Marco De Zuani,Petra Lazničková,Veronika Tomašková,Martina Dvončová,Giancarlo Forte,Gorazd Bernard Stokin,Vladimir Šrámek,Martin Helán,Jan Frič

First published: 03 December 2021

Around half of people with severe COVID-19 requiring intensive care unit (ICU) treatment will survive, but it is unclear how the immune response to SARS-CoV-2 differs between ICU patients that recover and those that do not.

We conducted whole-blood immunophenotyping of COVID-19 patients upon admission to ICU and during their treatment and uncovered marked differences in their circulating immune cell subsets.

At admission, patients who later succumbed to COVID-19 had significantly lower frequencies of all memory CD8+ T cell subsets, resulting in increased CD4-to-CD8 T cell and neutrophil-to-CD8 T cell ratios.

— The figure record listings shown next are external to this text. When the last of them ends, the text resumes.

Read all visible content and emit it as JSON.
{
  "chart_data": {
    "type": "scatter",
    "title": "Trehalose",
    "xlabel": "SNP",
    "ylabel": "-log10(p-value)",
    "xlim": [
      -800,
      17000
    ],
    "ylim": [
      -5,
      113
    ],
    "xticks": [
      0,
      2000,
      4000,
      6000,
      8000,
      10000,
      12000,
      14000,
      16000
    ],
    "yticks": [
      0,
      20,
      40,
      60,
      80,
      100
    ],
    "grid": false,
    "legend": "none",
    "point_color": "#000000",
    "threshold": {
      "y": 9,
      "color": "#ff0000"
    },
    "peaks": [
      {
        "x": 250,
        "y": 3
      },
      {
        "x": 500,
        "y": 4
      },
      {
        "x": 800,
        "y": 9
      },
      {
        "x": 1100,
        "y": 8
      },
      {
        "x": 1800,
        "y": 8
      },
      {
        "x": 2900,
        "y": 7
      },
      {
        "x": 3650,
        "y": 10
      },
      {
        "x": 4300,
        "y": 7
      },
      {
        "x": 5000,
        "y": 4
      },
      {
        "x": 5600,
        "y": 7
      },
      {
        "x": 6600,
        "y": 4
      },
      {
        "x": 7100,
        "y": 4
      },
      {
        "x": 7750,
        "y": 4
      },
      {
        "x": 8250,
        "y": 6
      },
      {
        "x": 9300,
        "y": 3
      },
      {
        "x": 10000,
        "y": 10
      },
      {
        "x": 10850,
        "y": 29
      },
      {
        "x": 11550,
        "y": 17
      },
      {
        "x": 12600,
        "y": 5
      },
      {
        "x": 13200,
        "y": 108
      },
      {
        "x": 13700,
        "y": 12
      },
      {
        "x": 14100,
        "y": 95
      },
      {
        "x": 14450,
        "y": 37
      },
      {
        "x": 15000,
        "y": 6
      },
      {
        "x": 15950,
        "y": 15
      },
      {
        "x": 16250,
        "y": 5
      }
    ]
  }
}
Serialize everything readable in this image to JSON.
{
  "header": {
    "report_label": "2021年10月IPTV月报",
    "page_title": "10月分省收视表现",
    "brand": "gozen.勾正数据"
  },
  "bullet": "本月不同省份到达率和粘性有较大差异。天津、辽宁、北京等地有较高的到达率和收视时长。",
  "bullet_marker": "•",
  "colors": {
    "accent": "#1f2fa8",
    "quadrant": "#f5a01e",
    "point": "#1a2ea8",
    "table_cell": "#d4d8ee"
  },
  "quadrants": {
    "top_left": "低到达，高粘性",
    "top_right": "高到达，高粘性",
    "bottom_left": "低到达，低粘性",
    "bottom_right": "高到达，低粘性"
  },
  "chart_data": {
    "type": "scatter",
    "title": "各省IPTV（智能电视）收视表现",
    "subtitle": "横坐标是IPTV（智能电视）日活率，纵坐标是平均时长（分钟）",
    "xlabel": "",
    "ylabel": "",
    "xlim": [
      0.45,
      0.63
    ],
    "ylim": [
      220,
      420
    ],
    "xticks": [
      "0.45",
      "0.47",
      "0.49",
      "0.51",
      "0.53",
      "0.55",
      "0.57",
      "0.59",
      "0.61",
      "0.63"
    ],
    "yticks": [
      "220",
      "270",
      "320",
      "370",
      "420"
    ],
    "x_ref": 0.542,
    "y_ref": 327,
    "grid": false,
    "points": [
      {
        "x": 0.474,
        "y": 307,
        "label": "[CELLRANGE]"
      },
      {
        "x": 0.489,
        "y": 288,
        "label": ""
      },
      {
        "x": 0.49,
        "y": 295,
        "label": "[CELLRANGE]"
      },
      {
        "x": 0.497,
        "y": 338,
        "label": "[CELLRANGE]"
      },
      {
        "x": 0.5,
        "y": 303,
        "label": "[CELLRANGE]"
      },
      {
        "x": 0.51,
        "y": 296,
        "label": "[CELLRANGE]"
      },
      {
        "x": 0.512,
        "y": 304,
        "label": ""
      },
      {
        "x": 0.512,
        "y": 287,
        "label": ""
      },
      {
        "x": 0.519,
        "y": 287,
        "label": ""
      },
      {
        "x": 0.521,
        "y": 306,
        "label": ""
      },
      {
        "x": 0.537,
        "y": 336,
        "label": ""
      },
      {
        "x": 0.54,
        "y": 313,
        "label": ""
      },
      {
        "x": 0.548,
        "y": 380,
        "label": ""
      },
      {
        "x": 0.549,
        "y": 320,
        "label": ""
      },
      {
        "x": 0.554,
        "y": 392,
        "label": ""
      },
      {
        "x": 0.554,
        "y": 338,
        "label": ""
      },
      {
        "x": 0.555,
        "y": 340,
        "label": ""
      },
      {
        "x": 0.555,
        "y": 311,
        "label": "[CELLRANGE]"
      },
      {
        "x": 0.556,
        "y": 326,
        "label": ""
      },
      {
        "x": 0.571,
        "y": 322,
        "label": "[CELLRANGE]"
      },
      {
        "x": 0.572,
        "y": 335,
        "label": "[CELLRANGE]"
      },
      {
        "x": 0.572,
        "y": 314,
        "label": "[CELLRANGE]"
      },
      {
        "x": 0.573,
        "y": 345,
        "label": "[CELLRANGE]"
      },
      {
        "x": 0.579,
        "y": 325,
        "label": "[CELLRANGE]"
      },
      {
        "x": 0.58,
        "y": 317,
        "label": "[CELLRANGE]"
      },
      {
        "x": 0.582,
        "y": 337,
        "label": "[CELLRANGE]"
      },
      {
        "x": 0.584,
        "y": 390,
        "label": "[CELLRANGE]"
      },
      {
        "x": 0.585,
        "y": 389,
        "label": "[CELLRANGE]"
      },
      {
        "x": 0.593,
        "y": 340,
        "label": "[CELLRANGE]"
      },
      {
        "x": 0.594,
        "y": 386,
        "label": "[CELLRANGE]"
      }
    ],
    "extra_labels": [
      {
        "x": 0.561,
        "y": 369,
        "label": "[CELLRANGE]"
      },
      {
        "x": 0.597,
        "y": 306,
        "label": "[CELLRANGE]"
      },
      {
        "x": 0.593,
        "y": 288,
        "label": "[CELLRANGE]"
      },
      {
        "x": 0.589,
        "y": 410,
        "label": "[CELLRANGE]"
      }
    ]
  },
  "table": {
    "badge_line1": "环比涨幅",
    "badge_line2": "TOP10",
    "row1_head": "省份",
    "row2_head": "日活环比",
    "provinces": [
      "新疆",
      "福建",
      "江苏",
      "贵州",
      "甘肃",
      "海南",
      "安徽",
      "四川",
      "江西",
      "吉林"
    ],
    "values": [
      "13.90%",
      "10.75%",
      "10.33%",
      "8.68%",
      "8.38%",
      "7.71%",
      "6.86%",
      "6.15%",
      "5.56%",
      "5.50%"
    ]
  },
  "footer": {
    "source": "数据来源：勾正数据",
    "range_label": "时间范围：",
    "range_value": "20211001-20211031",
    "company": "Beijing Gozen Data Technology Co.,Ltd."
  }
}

ROC and Kaplan-Meier analyses demonstrated that both CD4-to-CD8 and neutrophil-to-CD8 ratios at admission were strong predictors of in-ICU mortality.

Therefore, we propose the use of the CD4-to-CD8 T cell ratio as a marker for the early identification of those individuals likely to require enhanced monitoring and/or pro-active intervention in ICU.